L’anno scorso, Ted Metellus è diventato il direttore di gara per la maratona, diventando così il primo direttore di gara nero di una grande maratona.

Coffey, residente nel quartiere di Fort Greene a Brooklyn, supervisiona due organizzazioni in esecuzione che combinano la corsa con programmi educativi e di giustizia razziale. Ha detto che i dirigenti dei Road Runner gli sono stati d’aiuto negli ultimi mesi, ma ha sentito storie di altri che avevano faticato a lavorare con l’organizzazione.

“Si tratta solo di essere onesti, indipendentemente dal colore che sei”, ha detto Coffey, che ha un solo nome. “Non mostrare lati o favoritismi”.

L’organizzazione continua a cercare il giusto equilibrio – e una relazione chiara – tra tutto ciò che fa, dall’organizzazione di eventi di massa che attirano decine di milioni di dollari e corridori professionisti, e l’essere un’organizzazione basata sulla comunità che può aiutare a finanziare strutture e club in tutto la città.
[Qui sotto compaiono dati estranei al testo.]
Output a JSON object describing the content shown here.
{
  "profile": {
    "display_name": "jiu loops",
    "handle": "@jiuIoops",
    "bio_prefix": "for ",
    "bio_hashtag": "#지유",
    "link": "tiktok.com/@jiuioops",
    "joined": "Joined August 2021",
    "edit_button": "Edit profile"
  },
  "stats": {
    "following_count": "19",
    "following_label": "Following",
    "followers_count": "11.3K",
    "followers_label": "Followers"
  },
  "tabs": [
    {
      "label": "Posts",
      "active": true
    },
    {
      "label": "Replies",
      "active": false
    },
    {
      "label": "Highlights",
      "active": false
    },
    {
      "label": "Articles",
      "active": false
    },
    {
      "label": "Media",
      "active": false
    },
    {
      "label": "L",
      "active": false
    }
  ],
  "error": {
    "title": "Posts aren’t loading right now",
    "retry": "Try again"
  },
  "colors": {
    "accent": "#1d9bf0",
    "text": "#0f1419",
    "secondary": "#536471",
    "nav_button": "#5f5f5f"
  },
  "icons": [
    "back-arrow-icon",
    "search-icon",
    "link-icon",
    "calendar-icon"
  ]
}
Rich Kenah, una figura sempre più influente nella corsa che guida l’Atlanta Track Club, ha affermato che le organizzazioni di corsa delle grandi città devono continuare a evolversi da club di corsa competitivi a gruppi che “forniscono una soluzione per tutti nel ciclo di vita del corridore”. L’Atlanta Track Club ha ospitato la maratona di prove olimpiche lo scorso anno, supporta una squadra di professionisti e ospita alcuni degli eventi di corsa più diversi del paese, tra cui la Peachtree Road Race, la più grande competizione di 10 chilometri al mondo.
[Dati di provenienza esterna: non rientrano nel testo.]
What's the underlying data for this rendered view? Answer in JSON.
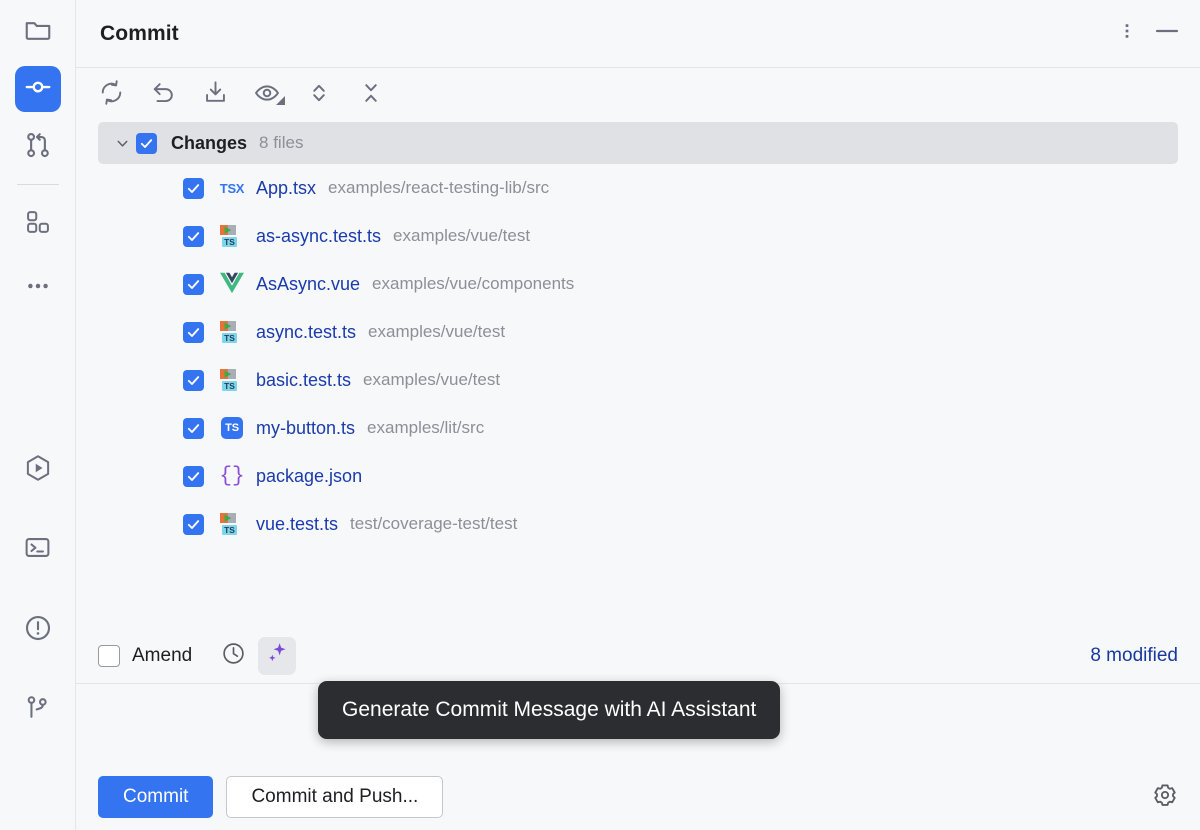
{
  "window": {
    "title": "Commit"
  },
  "header": {
    "title": "Commit",
    "more_options_icon": "vertical-dots-icon",
    "minimize_icon": "minimize-icon"
  },
  "rail": {
    "items": [
      {
        "name": "project-files",
        "icon": "folder-icon",
        "active": false
      },
      {
        "name": "commit",
        "icon": "commit-node-icon",
        "active": true
      },
      {
        "name": "pull-requests",
        "icon": "pull-request-icon",
        "active": false
      },
      {
        "name": "plugins",
        "icon": "grid-squares-icon",
        "active": false
      },
      {
        "name": "more-tool-windows",
        "icon": "horizontal-dots-icon",
        "active": false
      },
      {
        "name": "run",
        "icon": "run-hexagon-play-icon",
        "active": false
      },
      {
        "name": "terminal",
        "icon": "terminal-icon",
        "active": false
      },
      {
        "name": "problems",
        "icon": "exclamation-circle-icon",
        "active": false
      },
      {
        "name": "version-control-branch",
        "icon": "git-branch-icon",
        "active": false
      }
    ]
  },
  "toolbar": {
    "buttons": [
      {
        "name": "refresh-changes",
        "icon": "refresh-icon"
      },
      {
        "name": "rollback-changes",
        "icon": "undo-arrow-icon"
      },
      {
        "name": "update-project",
        "icon": "download-tray-icon"
      },
      {
        "name": "show-diff-preview",
        "icon": "eye-icon",
        "has_dropdown": true
      },
      {
        "name": "expand-all",
        "icon": "expand-chevrons-icon"
      },
      {
        "name": "collapse-all",
        "icon": "collapse-chevrons-icon"
      }
    ]
  },
  "changes_node": {
    "label": "Changes",
    "count_label": "8 files",
    "checked": true,
    "expanded": true
  },
  "files": [
    {
      "name": "App.tsx",
      "path": "examples/react-testing-lib/src",
      "icon": "tsx-file-icon",
      "icon_kind": "tsx",
      "checked": true
    },
    {
      "name": "as-async.test.ts",
      "path": "examples/vue/test",
      "icon": "ts-test-file-icon",
      "icon_kind": "test-ts",
      "checked": true
    },
    {
      "name": "AsAsync.vue",
      "path": "examples/vue/components",
      "icon": "vue-file-icon",
      "icon_kind": "vue",
      "checked": true
    },
    {
      "name": "async.test.ts",
      "path": "examples/vue/test",
      "icon": "ts-test-file-icon",
      "icon_kind": "test-ts",
      "checked": true
    },
    {
      "name": "basic.test.ts",
      "path": "examples/vue/test",
      "icon": "ts-test-file-icon",
      "icon_kind": "test-ts",
      "checked": true
    },
    {
      "name": "my-button.ts",
      "path": "examples/lit/src",
      "icon": "ts-file-icon",
      "icon_kind": "ts",
      "checked": true
    },
    {
      "name": "package.json",
      "path": "",
      "icon": "json-file-icon",
      "icon_kind": "json",
      "checked": true
    },
    {
      "name": "vue.test.ts",
      "path": "test/coverage-test/test",
      "icon": "ts-test-file-icon",
      "icon_kind": "test-ts",
      "checked": true
    }
  ],
  "amend_bar": {
    "amend_label": "Amend",
    "amend_checked": false,
    "history_icon": "clock-history-icon",
    "ai_icon": "ai-sparkle-icon",
    "modified_label": "8 modified"
  },
  "tooltip": {
    "text": "Generate Commit Message with AI Assistant"
  },
  "commit_message": {
    "value": "",
    "placeholder": ""
  },
  "bottom_bar": {
    "commit_label": "Commit",
    "commit_and_push_label": "Commit and Push...",
    "settings_icon": "gear-icon"
  },
  "colors": {
    "accent_blue": "#3574F0",
    "link_blue": "#17399E",
    "file_name_blue": "#1A3BAC",
    "muted_gray": "#8C8F96",
    "panel_bg": "#F7F8FA",
    "selection_bg": "#DFE1E5",
    "tooltip_bg": "#2B2D30",
    "ai_purple": "#7A49D8",
    "vue_green": "#41B883",
    "vue_dark": "#35495E",
    "border": "#E3E5E8"
  }
}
New York Road Runners prevede di eliminare le gare dal suo calendario il prossimo anno se gli sponsor non si allineano con i valori dichiarati. Road Runners ha recentemente deciso di non tenere l’UAE Healthy Kidney 10K l’anno prossimo, una gara sponsorizzata dagli Emirati Arabi Uniti, un paese governato da una famiglia reale con un record discutibile sui diritti umani. Probabilmente ospiterà circa 40 gare nel 2022, in calo rispetto alle circa 50 degli ultimi anni.